NaNs are implemented in hardware; missing is not so lucky…

I’m all for a simplified syntax, btw. Implementing | for Float64|Missing seems like a great candidate. I also really like using ? for one of the other, but wouldn’t know which. And did no-one bring up the case Float64|Missing|Nothing yet?

OK, I was probably too greedy.

Still, the handling of missings could be easier. My use case: I load some data that has no missings, do some data wrangling, and then want to set x[1001,37]=missing. I believe the current way of doing it is to first do convert(Array{Union{Float64,Missing}},x). Making this simpler (convenience functions? macros?) would help.

Very good example. Quite similar to

julia> x = [1:10;];

julia> x[3] = 1.5
ERROR: InexactError: Int64(1.5)

I agree with you that a friendlier way of dealing with this would be very nice.

1 Like

You have allowmissing function in Missings.jl.

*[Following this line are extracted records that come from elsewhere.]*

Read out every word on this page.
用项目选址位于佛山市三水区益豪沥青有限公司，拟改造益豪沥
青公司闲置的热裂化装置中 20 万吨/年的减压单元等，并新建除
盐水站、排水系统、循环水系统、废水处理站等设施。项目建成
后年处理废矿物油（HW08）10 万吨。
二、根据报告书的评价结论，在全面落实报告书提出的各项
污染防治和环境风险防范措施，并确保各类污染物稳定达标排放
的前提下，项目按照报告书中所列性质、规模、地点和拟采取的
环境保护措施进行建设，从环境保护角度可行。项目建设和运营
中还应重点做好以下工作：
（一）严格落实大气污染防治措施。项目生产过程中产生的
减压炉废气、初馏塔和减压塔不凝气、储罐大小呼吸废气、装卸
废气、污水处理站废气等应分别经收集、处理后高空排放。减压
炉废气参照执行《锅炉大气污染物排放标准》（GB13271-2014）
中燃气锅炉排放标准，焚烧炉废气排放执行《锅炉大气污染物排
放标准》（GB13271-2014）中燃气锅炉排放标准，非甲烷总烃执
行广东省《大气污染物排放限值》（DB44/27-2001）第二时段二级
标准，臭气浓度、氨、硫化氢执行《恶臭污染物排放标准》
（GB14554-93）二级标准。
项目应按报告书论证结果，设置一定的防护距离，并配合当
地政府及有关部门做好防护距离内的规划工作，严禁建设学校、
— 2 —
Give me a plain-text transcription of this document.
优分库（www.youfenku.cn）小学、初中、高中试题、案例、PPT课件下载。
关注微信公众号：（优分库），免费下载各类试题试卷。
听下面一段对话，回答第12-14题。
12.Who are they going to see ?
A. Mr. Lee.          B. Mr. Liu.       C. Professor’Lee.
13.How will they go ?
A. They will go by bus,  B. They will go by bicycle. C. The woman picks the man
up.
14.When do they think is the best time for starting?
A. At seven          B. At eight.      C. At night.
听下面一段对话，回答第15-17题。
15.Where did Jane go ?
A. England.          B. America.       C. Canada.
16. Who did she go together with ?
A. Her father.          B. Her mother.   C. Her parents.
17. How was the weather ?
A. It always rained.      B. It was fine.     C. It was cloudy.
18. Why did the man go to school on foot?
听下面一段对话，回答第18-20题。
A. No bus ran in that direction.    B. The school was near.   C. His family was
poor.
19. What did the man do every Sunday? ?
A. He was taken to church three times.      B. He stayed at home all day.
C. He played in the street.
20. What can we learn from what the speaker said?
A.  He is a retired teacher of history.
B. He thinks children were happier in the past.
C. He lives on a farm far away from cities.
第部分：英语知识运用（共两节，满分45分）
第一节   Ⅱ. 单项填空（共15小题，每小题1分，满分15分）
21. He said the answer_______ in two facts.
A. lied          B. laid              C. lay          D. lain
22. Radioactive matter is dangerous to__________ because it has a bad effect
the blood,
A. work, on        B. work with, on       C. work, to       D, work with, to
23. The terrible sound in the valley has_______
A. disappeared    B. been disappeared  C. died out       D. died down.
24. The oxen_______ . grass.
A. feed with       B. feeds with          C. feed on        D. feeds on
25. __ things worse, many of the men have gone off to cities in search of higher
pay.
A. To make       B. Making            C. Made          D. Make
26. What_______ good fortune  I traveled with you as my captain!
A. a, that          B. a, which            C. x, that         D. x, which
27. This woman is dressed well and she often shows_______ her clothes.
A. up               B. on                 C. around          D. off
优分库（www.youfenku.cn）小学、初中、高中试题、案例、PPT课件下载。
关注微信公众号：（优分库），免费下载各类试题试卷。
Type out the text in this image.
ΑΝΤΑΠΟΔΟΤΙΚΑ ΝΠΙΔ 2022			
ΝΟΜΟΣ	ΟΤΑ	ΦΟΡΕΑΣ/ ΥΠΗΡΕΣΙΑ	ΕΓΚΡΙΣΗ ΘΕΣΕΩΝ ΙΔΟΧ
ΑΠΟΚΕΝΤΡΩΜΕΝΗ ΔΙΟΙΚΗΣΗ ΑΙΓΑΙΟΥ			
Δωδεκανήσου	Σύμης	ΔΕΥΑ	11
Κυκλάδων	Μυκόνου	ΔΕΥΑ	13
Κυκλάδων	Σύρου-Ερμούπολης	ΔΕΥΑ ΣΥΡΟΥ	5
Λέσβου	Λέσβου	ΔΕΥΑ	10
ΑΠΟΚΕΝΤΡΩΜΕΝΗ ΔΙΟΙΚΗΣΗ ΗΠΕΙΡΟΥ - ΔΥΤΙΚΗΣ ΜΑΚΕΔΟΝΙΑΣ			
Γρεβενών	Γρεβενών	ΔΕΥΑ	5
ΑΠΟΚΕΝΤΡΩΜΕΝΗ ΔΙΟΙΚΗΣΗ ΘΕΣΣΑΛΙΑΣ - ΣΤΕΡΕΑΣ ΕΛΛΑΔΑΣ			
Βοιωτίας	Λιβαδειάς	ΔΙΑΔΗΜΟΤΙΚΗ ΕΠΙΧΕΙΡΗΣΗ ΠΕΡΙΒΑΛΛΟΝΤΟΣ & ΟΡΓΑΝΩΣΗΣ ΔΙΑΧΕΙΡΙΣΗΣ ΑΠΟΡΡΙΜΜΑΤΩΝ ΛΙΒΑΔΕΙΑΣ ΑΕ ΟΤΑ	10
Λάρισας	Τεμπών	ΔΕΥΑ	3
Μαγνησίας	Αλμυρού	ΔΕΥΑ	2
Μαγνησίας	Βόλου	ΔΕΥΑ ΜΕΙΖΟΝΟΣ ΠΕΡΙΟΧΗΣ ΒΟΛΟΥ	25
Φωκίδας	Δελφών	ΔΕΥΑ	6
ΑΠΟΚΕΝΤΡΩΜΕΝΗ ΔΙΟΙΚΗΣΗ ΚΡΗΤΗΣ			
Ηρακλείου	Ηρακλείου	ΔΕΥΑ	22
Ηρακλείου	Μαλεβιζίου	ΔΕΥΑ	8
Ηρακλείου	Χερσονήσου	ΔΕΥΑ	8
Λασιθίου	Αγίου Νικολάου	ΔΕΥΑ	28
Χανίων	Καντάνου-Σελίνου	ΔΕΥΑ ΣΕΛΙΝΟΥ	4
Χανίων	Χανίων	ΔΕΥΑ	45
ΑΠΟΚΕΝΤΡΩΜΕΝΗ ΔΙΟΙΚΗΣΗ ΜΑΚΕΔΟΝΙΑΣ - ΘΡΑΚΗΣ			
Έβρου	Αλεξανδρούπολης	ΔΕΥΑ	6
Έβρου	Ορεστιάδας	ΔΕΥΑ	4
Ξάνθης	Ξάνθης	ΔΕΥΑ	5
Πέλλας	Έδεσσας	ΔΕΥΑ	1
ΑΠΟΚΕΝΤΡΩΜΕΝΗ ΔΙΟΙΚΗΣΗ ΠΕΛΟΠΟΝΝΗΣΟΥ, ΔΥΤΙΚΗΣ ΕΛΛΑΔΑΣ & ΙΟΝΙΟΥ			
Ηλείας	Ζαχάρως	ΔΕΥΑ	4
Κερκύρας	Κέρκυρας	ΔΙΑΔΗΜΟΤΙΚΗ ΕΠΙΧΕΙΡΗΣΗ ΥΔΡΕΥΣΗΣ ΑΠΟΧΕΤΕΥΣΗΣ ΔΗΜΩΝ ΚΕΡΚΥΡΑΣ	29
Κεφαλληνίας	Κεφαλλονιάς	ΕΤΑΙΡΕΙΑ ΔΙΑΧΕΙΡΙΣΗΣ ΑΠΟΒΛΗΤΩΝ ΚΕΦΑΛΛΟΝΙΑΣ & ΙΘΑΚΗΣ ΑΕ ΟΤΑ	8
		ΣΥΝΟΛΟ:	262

Additionally, while I personally like Int|Missing syntax my experience with casual data scientists is that they would prefer something shorter. Exactly for this reasons in DataFrames.jl we use when printing column type when displaying a data frame as otherwise it was simply too long.

If T? is taken for Union{T, Nothing} (I get the arguments behind it) then maybe we could choose some other short signal of missingness, e.g. a double ?? (it is not ideal though) or |??

3 Likes

eltype forcing assignment?

x = [1, 2, 3];
typeof(x) == Array{Int64, 1}
true

x[2] := 2.0;
typeof(x) == Array{Float64, 1}
true

seems highly energetic and frothy but not in a good way

Code that needs to do this kind of stuff in e.g. Tables.buildcolumns ends up defining things along the lines of setindex_or_widen! or push_or_widen! that checks the eltype and if it’s compatible does the operation in place and return the first argument, otherwise expands the type and returns a different object. Maybe there could be some macro that makes this less clumsy? Say some

@widen push!(x, a)
@widen x[i] = a

Personally, I feel that T? meaning Union{T, Missing} or Union{T, Nothing} would decrease the legibility and approachability of code. I like the T|Missing solution quite a bit but for people who complain that’s still too much writing, I think we should just allow ? to be used in variable / constant names such that one is free to define

const Int? = Int|Missing

or

const Int? = Int|Nothing

if that’s what they really need, but it seems like a bad thing to provide by default from base.

I would like '\questiondown' ( ¿ ) and '\exclaimdown' ( ¡ ) to become available within Julia.